The second table is grouping variables. This is showing us the details for how we created the PK profiles. We also provide this initial version of the PP domain if the users need to compare to their own a PP domain or to create a new PP domain. From here, I will hand it back to Chris for some final insights.

Thank you, Meichen. It was great to see all of that in action and show us a better feel for what the PK report actually behaves in JMP Clinical. What did we see? First of all, we saw JMP Clinical, specifically JMP Clinical 19, simplifies non-compartmental analysis for the clinical trial reviewer. A simple report on the data generates the tables and figures, allows us to explore the data as well as confirm some of the parameters that need to be calculated.

It also allows us for early stage exploratory analysis in a clinical trial. Many of these particular studies are done in the early phases, and be able to monitor these things along with their safety data makes it easy for us to communicate with other departments when it becomes time for moving on to the next clinical stages of the trial.

Also, we have seen that there's very interactive visualizations, and it can really help us in the interpretation or find outliers as Meichen has just showed us. This can also be very ideal for clinical teams who may have limited statistical background and also may have some limited experience in PK analysis.
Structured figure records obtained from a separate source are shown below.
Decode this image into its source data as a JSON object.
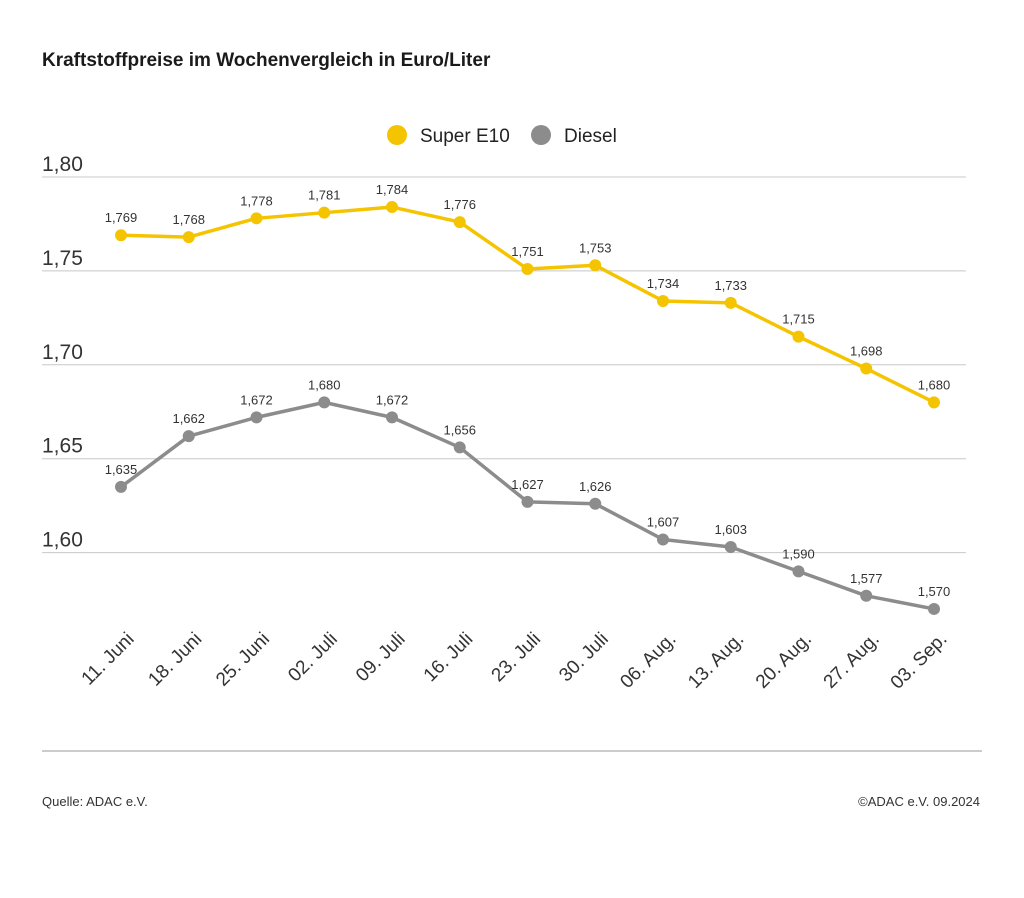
{
  "title": "Kraftstoffpreise im Wochenvergleich in Euro/Liter",
  "footer": {
    "source": "Quelle: ADAC e.V.",
    "copyright": "©ADAC e.V. 09.2024"
  },
  "colors": {
    "super_e10": "#f5c400",
    "diesel": "#8c8c8c",
    "grid": "#c8c8c8"
  },
  "chart_data": {
    "type": "line",
    "categories": [
      "11. Juni",
      "18. Juni",
      "25. Juni",
      "02. Juli",
      "09. Juli",
      "16. Juli",
      "23. Juli",
      "30. Juli",
      "06. Aug.",
      "13. Aug.",
      "20. Aug.",
      "27. Aug.",
      "03. Sep."
    ],
    "series": [
      {
        "name": "Super E10",
        "color": "#f5c400",
        "values": [
          1.769,
          1.768,
          1.778,
          1.781,
          1.784,
          1.776,
          1.751,
          1.753,
          1.734,
          1.733,
          1.715,
          1.698,
          1.68
        ],
        "labels": [
          "1,769",
          "1,768",
          "1,778",
          "1,781",
          "1,784",
          "1,776",
          "1,751",
          "1,753",
          "1,734",
          "1,733",
          "1,715",
          "1,698",
          "1,680"
        ]
      },
      {
        "name": "Diesel",
        "color": "#8c8c8c",
        "values": [
          1.635,
          1.662,
          1.672,
          1.68,
          1.672,
          1.656,
          1.627,
          1.626,
          1.607,
          1.603,
          1.59,
          1.577,
          1.57
        ],
        "labels": [
          "1,635",
          "1,662",
          "1,672",
          "1,680",
          "1,672",
          "1,656",
          "1,627",
          "1,626",
          "1,607",
          "1,603",
          "1,590",
          "1,577",
          "1,570"
        ]
      }
    ],
    "yticks": [
      1.6,
      1.65,
      1.7,
      1.75,
      1.8
    ],
    "ytick_labels": [
      "1,60",
      "1,65",
      "1,70",
      "1,75",
      "1,80"
    ],
    "ylim": [
      1.57,
      1.8
    ],
    "grid": true,
    "legend_position": "top-center",
    "xlabel": "",
    "ylabel": ""
  }
}
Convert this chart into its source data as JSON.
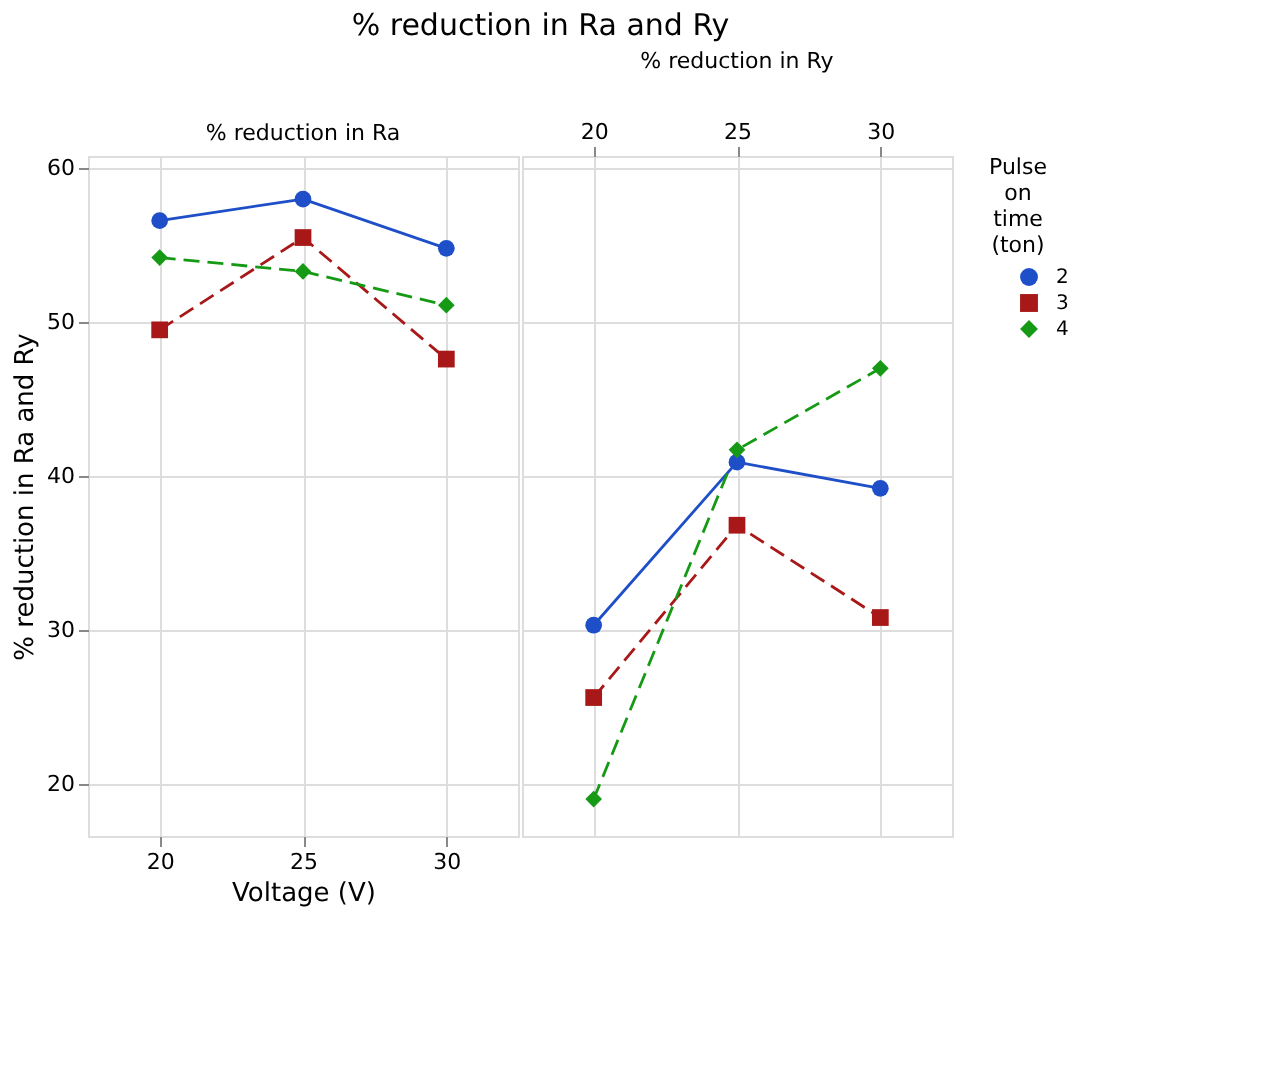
{
  "chart_data": [
    {
      "type": "line",
      "title": "% reduction in Ra and  Ry",
      "subtitle": "% reduction in Ra",
      "xlabel": "Voltage (V)",
      "ylabel": "% reduction in Ra and  Ry",
      "x": [
        20,
        25,
        30
      ],
      "xlim": [
        17.5,
        32.5
      ],
      "xticks": [
        20,
        25,
        30
      ],
      "ylim": [
        16.6,
        60.8
      ],
      "yticks": [
        20,
        30,
        40,
        50,
        60
      ],
      "grid": true,
      "legend": "right",
      "legend_title": "Pulse on time (ton)",
      "series": [
        {
          "name": "2",
          "color": "#1f4fc8",
          "marker": "circle",
          "line_style": "solid",
          "values": [
            56.6,
            58.0,
            54.8
          ]
        },
        {
          "name": "3",
          "color": "#a81818",
          "marker": "square",
          "line_style": "dashed",
          "values": [
            49.5,
            55.5,
            47.6
          ]
        },
        {
          "name": "4",
          "color": "#169a16",
          "marker": "diamond",
          "line_style": "dashed",
          "values": [
            54.2,
            53.3,
            51.1
          ]
        }
      ]
    },
    {
      "type": "line",
      "subtitle": "% reduction in Ry",
      "x": [
        20,
        25,
        30
      ],
      "xlim": [
        17.5,
        32.5
      ],
      "xticks": [
        20,
        25,
        30
      ],
      "ylim": [
        16.6,
        60.8
      ],
      "yticks": [
        20,
        30,
        40,
        50,
        60
      ],
      "grid": true,
      "tick_labels": "x",
      "series": [
        {
          "name": "2",
          "color": "#1f4fc8",
          "marker": "circle",
          "line_style": "solid",
          "values": [
            30.3,
            40.9,
            39.2
          ]
        },
        {
          "name": "3",
          "color": "#a81818",
          "marker": "square",
          "line_style": "dashed",
          "values": [
            25.6,
            36.8,
            30.8
          ]
        },
        {
          "name": "4",
          "color": "#169a16",
          "marker": "diamond",
          "line_style": "dashed",
          "values": [
            19.0,
            41.7,
            47.0
          ]
        }
      ]
    }
  ]
}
There are some limitations, though, things that will need to be worked on in the future. These types of analysis do assume that we have complete PK curves per patient. Right now, we don't currently support sparse sampling, but maybe we will in the future. We really didn't design this to be as a replacement for the current methods that are used for the NDA submission, but really a complement and to use along with that safety review as well, because there might be something that goes on that a person's PK profile may be an indicator that something else is going on where a particular profile may match a particular safety, and we may want to drill down further into those patients in that safety information.

Some of our future considerations are to incorporate a domain that's been around for a while that's specifically for NCA analysis, and that's the ADNCA and the ADPPK, and try to take better use of those domains. Who knows? We might put other reports or other different types of reports and outputs into this report to make it more convenient and more informative to people who might submit.

Thank you for spending time with us today. We appreciate the time and the thought into taking a look at where we have. I hope you have a good day.